Strong demand for hotel acquisitions prompting private equity investors to sell their assets ahead of the usual investment time-frame, continued consolidation amongst the branded hotel chains, and the impact of recent terrorist activities are the key issues facing the European hotel sector into 2016, according to global hotel consultancy HVS.

Looking ahead, HVS London chairman Russell Kett expects demand for hotel acquisitions in Europe to continue as investors, particularly those in the US and Asia, continue to diversify their investments globally.

“Some have already shown their desire to sell the hotels they have only recently acquired – well before the usual five to seven-year time normally sought. The trend towards early checkout will continue as long as there is a queue of investors still seeking to acquire hotels and portfolios.

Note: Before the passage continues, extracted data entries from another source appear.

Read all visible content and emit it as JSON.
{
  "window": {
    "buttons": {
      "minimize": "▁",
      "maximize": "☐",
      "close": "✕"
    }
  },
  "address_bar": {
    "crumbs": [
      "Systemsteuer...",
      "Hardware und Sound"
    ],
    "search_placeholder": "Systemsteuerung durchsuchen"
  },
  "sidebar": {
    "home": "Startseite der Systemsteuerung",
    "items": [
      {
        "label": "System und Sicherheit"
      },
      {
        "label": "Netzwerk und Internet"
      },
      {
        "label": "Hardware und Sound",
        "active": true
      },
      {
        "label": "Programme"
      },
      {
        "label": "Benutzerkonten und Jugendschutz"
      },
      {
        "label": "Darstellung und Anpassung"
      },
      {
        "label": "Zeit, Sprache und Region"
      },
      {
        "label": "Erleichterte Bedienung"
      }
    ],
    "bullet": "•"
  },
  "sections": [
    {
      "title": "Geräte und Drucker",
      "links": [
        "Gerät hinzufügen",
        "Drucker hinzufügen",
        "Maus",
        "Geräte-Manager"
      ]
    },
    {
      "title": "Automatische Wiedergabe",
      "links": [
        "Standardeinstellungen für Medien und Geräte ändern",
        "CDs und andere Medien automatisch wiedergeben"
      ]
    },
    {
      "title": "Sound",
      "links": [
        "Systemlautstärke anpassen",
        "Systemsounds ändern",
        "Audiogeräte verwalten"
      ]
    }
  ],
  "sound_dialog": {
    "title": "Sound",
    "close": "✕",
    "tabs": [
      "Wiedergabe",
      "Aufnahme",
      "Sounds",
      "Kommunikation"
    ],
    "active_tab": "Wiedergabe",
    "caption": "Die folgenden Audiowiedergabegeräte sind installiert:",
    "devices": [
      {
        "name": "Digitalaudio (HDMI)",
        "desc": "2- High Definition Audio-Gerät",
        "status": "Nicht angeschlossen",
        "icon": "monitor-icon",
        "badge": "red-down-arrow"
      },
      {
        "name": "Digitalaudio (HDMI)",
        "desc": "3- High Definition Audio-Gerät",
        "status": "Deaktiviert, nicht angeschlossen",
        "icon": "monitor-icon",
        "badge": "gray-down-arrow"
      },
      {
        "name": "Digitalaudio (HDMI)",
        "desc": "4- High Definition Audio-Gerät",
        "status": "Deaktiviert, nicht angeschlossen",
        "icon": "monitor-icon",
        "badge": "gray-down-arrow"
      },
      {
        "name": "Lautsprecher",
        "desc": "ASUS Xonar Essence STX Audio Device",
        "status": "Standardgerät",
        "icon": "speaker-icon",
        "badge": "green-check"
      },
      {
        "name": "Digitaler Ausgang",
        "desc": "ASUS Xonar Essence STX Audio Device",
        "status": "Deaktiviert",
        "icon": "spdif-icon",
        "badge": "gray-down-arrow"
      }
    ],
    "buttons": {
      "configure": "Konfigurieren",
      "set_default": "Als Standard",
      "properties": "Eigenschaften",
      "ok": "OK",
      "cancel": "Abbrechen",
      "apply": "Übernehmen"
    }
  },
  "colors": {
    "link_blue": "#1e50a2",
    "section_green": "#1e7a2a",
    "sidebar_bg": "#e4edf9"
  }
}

The recent sale of Malmaison and Hotel du Vin by KSL Capital Partners to Singapore-based Frasers Hospitality after only two years is a good example,” he said.

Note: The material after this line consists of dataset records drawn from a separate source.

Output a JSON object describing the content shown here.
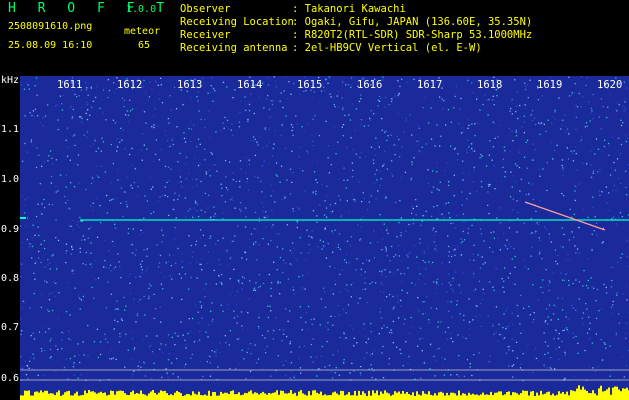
{
  "header": {
    "app_title": "H R O F F T",
    "version": "1.0.0",
    "filename": "2508091610.png",
    "datetime": "25.08.09 16:10",
    "mode_label": "meteor",
    "count": "65",
    "info": [
      {
        "label": "Observer",
        "value": ": Takanori Kawachi"
      },
      {
        "label": "Receiving Location",
        "value": ": Ogaki, Gifu, JAPAN (136.60E, 35.35N)"
      },
      {
        "label": "Receiver",
        "value": ": R820T2(RTL-SDR) SDR-Sharp 53.1000MHz"
      },
      {
        "label": "Receiving antenna",
        "value": ": 2el-HB9CV Vertical (el. E-W)"
      }
    ]
  },
  "spectrogram": {
    "y_unit": "kHz",
    "y_ticks": [
      "1.1",
      "1.0",
      "0.9",
      "0.8",
      "0.7",
      "0.6"
    ],
    "x_ticks": [
      "1611",
      "1612",
      "1613",
      "1614",
      "1615",
      "1616",
      "1617",
      "1618",
      "1619",
      "1620"
    ],
    "background_color": "#1a2a9a",
    "carrier_freq_khz": 0.92,
    "colors": {
      "label_yellow": "#ffff00",
      "label_green": "#00ff66",
      "signal_cyan": "#00ffcc",
      "baseline_yellow": "#ffff00"
    }
  }
}
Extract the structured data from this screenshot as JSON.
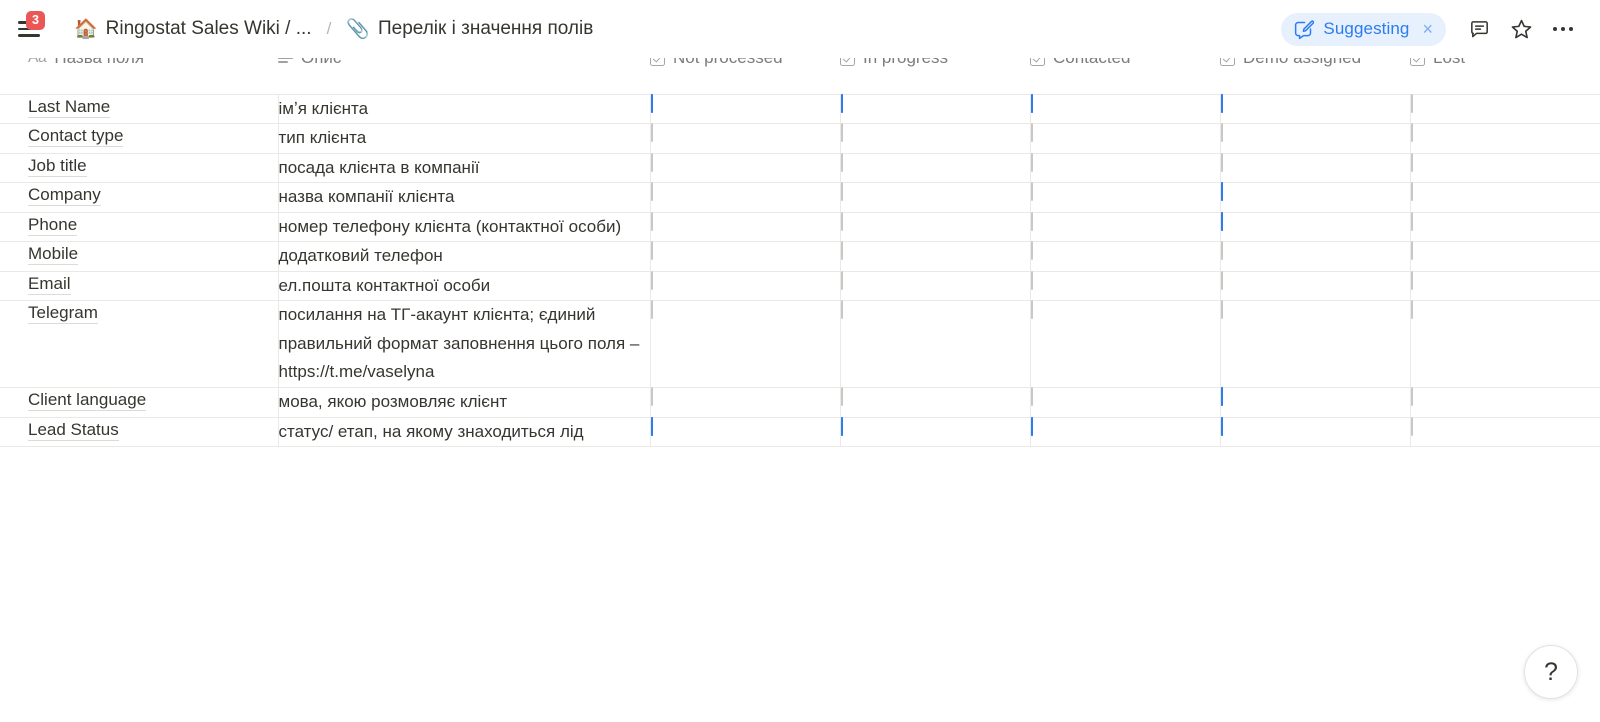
{
  "topbar": {
    "menu_badge_count": "3",
    "breadcrumb": [
      {
        "emoji": "🏠",
        "label": "Ringostat Sales Wiki / ..."
      },
      {
        "emoji": "📎",
        "label": "Перелік і значення полів"
      }
    ],
    "separator": "/",
    "suggesting": {
      "label": "Suggesting",
      "close": "×",
      "pill_bg": "#e7f0fd",
      "text_color": "#2b7cf0"
    },
    "comment_icon": "comment-icon",
    "favorite_icon": "star-icon",
    "more_icon": "more-options-icon"
  },
  "table": {
    "columns": [
      {
        "key": "name",
        "label": "Назва поля",
        "icon": "title-icon",
        "icon_glyph": "Aa"
      },
      {
        "key": "desc",
        "label": "Опис",
        "icon": "text-icon",
        "icon_glyph": ""
      },
      {
        "key": "not_processed",
        "label": "Not processed",
        "icon": "checkbox-icon",
        "icon_glyph": ""
      },
      {
        "key": "in_progress",
        "label": "In progress",
        "icon": "checkbox-icon",
        "icon_glyph": ""
      },
      {
        "key": "contacted",
        "label": "Contacted",
        "icon": "checkbox-icon",
        "icon_glyph": ""
      },
      {
        "key": "demo_assigned",
        "label": "Demo assigned",
        "icon": "checkbox-icon",
        "icon_glyph": ""
      },
      {
        "key": "lost",
        "label": "Lost",
        "icon": "checkbox-icon",
        "icon_glyph": ""
      }
    ],
    "rows": [
      {
        "name": "Last Name",
        "desc": "імʼя клієнта",
        "not_processed": true,
        "in_progress": true,
        "contacted": true,
        "demo_assigned": true,
        "lost": false
      },
      {
        "name": "Contact type",
        "desc": "тип клієнта",
        "not_processed": false,
        "in_progress": false,
        "contacted": false,
        "demo_assigned": false,
        "lost": false
      },
      {
        "name": "Job title",
        "desc": "посада клієнта в компанії",
        "not_processed": false,
        "in_progress": false,
        "contacted": false,
        "demo_assigned": false,
        "lost": false
      },
      {
        "name": "Company",
        "desc": "назва компанії клієнта",
        "not_processed": false,
        "in_progress": false,
        "contacted": false,
        "demo_assigned": true,
        "lost": false
      },
      {
        "name": "Phone",
        "desc": "номер телефону клієнта (контактної особи)",
        "not_processed": false,
        "in_progress": false,
        "contacted": false,
        "demo_assigned": true,
        "lost": false
      },
      {
        "name": "Mobile",
        "desc": "додатковий телефон",
        "not_processed": false,
        "in_progress": false,
        "contacted": false,
        "demo_assigned": false,
        "lost": false
      },
      {
        "name": "Email",
        "desc": "ел.пошта контактної особи",
        "not_processed": false,
        "in_progress": false,
        "contacted": false,
        "demo_assigned": false,
        "lost": false
      },
      {
        "name": "Telegram",
        "desc": "посилання на ТГ-акаунт клієнта; єдиний правильний формат заповнення цього поля – https://t.me/vaselyna",
        "not_processed": false,
        "in_progress": false,
        "contacted": false,
        "demo_assigned": false,
        "lost": false
      },
      {
        "name": "Client language",
        "desc": "мова, якою розмовляє клієнт",
        "not_processed": false,
        "in_progress": false,
        "contacted": false,
        "demo_assigned": true,
        "lost": false
      },
      {
        "name": "Lead Status",
        "desc": "статус/ етап, на якому знаходиться лід",
        "not_processed": true,
        "in_progress": true,
        "contacted": true,
        "demo_assigned": true,
        "lost": false
      }
    ]
  },
  "help": {
    "label": "?"
  },
  "colors": {
    "accent_blue": "#2b7cf0",
    "badge_red": "#eb5757",
    "text": "#37352f",
    "muted_text": "#8b8a87",
    "border": "#eae9e7"
  }
}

“This activity fuels further interest in the sector, providing opportunities for other buyers to enter the market. It is also an indication that owners are starting to feel we are approaching the peak of the property cycle, although this could remain the case for some time, conceivably through 2016 and even 2017.”

Property in London, Paris, Rome and Amsterdam is expected to be most in demand, but increasingly hotel investors will start to look at secondary and tertiary cities in order to diversify their investments.

HVS expects to see consolidation in the hotel sector continue, while acquisitions and the restructuring which will inevitably follow, will act as a catalyst to other groups as they seek to benefit from the economies of scale such transactions generate.

“When major companies coalesce there are implications on some of their brands – the weaker performers being subsumed into their stronger counterparts being the most obvious consequence as well as savings on duplicated overheads,” added Russell Kett.

Another key impact on Europe’s hotel sector will be the terrorist atrocities seen in Tunisia, Egypt, Paris and elsewhere, which will affect potential travellers, especially leisure visitors, for some time to come.

“The propensity to travel should recover quickly, but not before resort locations in Spain, Italy, Greece, the Adriatic, Cyprus and Malta continue to benefit from displaced demand from North Africa and Egypt.

“Migrants and refugees fleeing from Syria and other areas of conflict will continue to put pressure on Turkey, Greece and neighbouring countries, a situation that is unlikely to be alleviated in 2016,” Kett added.